« Les magiciens détruisirent eux-mêmes deux de leurs Tours pour éviter que leurs secrets tombent aux mains du peuple, qui, dans son ignorance, en aurait fait mauvais usage. La destruction de ces deux Tours dévasta le pays alentour. Le Prêtre-Roi prit peur, car il y avait une Tour à Istar, et une autre à Palanthas. Personne ne se souciait de la troisième, qui se dressait loin de toute civilisation.
« Sous couvert de piété, le Prêtre-Roi tenta de se rapprocher des magiciens. S’ils laissaient leurs deux Tours intactes, ils pourraient emmener leurs livres et leurs instruments dans la troisième, la Tour de Wayreth. À regret, ils acceptèrent son offre. »
— Mais pourquoi ne se sont-ils pas défendus ? coupa Laurana. J’ai eu l’occasion de voir Raistlin et Fizban quand ils se fâchent ! Je peux imaginer ce qu’arriveraient à faire des mages chevronnés !
— Ah ! ne m’interromps pas, et écoute bien ce que je vais te dire, Laurana. Ton jeune ami Raistlin s’épuisait déjà en lançant de petits sorts. Dès qu’un charme est lancé, il déserte la mémoire pour toujours ; il faut donc lire et relire les livres pour les savoir par cœur. Ceci s’applique aux plus grands magiciens.
C’est ainsi que les dieux nous protègent de ceux qui pourraient devenir trop puissants. Les magiciens ont besoin de sommeil pour pouvoir se concentrer ; ils doivent étudier tous les jours. Comment auraient-ils pu soutenir un siège ? D’ailleurs, pouvaient-ils détruire leur propre peuple ?
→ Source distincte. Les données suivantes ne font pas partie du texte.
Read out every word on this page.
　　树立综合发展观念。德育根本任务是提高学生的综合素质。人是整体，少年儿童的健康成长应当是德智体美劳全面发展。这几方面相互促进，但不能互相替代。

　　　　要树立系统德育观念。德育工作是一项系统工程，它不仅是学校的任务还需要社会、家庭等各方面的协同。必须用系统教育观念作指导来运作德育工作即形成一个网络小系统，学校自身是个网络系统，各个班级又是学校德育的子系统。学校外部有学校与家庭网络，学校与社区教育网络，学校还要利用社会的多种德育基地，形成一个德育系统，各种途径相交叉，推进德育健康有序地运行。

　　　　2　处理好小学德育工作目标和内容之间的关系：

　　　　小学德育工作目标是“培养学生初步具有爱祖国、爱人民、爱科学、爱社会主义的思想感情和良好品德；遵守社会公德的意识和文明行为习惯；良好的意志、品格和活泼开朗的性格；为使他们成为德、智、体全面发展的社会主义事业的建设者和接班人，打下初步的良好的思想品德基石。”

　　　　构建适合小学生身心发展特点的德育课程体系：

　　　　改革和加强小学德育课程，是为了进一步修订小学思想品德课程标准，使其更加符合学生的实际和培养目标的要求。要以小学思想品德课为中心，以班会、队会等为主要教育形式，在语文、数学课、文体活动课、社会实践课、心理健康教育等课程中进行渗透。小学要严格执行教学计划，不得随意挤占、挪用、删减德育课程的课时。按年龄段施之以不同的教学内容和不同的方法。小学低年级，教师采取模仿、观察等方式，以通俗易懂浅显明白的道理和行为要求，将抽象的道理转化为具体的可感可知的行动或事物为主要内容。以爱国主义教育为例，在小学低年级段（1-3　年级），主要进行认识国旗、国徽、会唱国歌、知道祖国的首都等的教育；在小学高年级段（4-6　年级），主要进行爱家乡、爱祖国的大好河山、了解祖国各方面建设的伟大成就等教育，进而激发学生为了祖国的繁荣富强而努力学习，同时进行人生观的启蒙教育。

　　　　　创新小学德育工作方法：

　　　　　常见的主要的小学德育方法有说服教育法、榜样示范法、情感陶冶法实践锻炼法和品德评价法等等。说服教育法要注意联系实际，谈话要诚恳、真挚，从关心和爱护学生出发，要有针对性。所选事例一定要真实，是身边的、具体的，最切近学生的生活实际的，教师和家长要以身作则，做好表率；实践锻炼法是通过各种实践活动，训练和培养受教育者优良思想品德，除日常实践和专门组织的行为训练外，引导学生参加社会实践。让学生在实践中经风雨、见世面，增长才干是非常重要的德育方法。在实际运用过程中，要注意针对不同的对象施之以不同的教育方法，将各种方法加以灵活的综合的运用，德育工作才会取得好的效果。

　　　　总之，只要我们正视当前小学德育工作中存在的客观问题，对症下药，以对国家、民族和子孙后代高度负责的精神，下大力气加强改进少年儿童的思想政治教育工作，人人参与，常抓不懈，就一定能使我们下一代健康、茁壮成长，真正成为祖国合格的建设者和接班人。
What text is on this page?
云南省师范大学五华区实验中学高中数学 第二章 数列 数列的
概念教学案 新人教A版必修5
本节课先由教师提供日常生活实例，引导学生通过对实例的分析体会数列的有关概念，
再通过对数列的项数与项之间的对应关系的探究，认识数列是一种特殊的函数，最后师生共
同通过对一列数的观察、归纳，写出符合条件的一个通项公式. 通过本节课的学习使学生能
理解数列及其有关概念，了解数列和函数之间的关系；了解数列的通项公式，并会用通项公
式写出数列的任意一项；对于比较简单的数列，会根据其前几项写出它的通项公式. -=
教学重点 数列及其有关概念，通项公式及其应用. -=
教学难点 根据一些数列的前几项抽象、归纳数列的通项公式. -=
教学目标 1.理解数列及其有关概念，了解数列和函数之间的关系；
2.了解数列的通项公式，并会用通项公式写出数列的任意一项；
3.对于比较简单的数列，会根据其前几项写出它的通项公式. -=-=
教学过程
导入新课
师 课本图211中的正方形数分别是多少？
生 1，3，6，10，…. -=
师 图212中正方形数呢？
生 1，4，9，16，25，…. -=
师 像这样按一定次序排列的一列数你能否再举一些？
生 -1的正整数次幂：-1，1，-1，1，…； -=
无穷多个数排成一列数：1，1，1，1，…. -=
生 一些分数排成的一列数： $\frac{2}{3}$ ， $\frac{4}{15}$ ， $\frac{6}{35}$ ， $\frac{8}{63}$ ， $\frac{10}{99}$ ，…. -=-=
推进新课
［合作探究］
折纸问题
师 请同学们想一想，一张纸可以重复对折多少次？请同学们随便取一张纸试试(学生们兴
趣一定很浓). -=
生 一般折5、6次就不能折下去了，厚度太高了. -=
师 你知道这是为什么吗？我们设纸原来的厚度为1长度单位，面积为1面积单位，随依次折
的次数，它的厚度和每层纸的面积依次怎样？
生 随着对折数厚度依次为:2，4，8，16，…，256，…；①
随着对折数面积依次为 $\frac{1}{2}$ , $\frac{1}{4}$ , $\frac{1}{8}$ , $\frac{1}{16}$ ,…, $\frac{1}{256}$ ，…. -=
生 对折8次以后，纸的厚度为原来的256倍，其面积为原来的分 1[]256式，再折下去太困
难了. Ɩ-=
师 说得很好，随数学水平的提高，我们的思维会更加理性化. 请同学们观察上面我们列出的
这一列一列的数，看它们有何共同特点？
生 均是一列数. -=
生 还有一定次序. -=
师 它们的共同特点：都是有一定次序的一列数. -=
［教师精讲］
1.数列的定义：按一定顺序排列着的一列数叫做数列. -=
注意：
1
« Ils préférèrent accepter l’offre du Prêtre-Roi. Même les mages Noirs, qui ne tenaient guère compte du peuple, furent forcés d’admettre qu’ils seraient vaincus et que leur savoir en magie serait perdu pour toujours. Ils se retirèrent de la Tour d’Istar, que le Prêtre-Roi s’empressa d’occuper. Ensuite, ils quittèrent celle de Palanthas, dont l’histoire est terrible. »
Le visage d’Astinus, jusque-là impénétrable, prit une expression d’austère gravité.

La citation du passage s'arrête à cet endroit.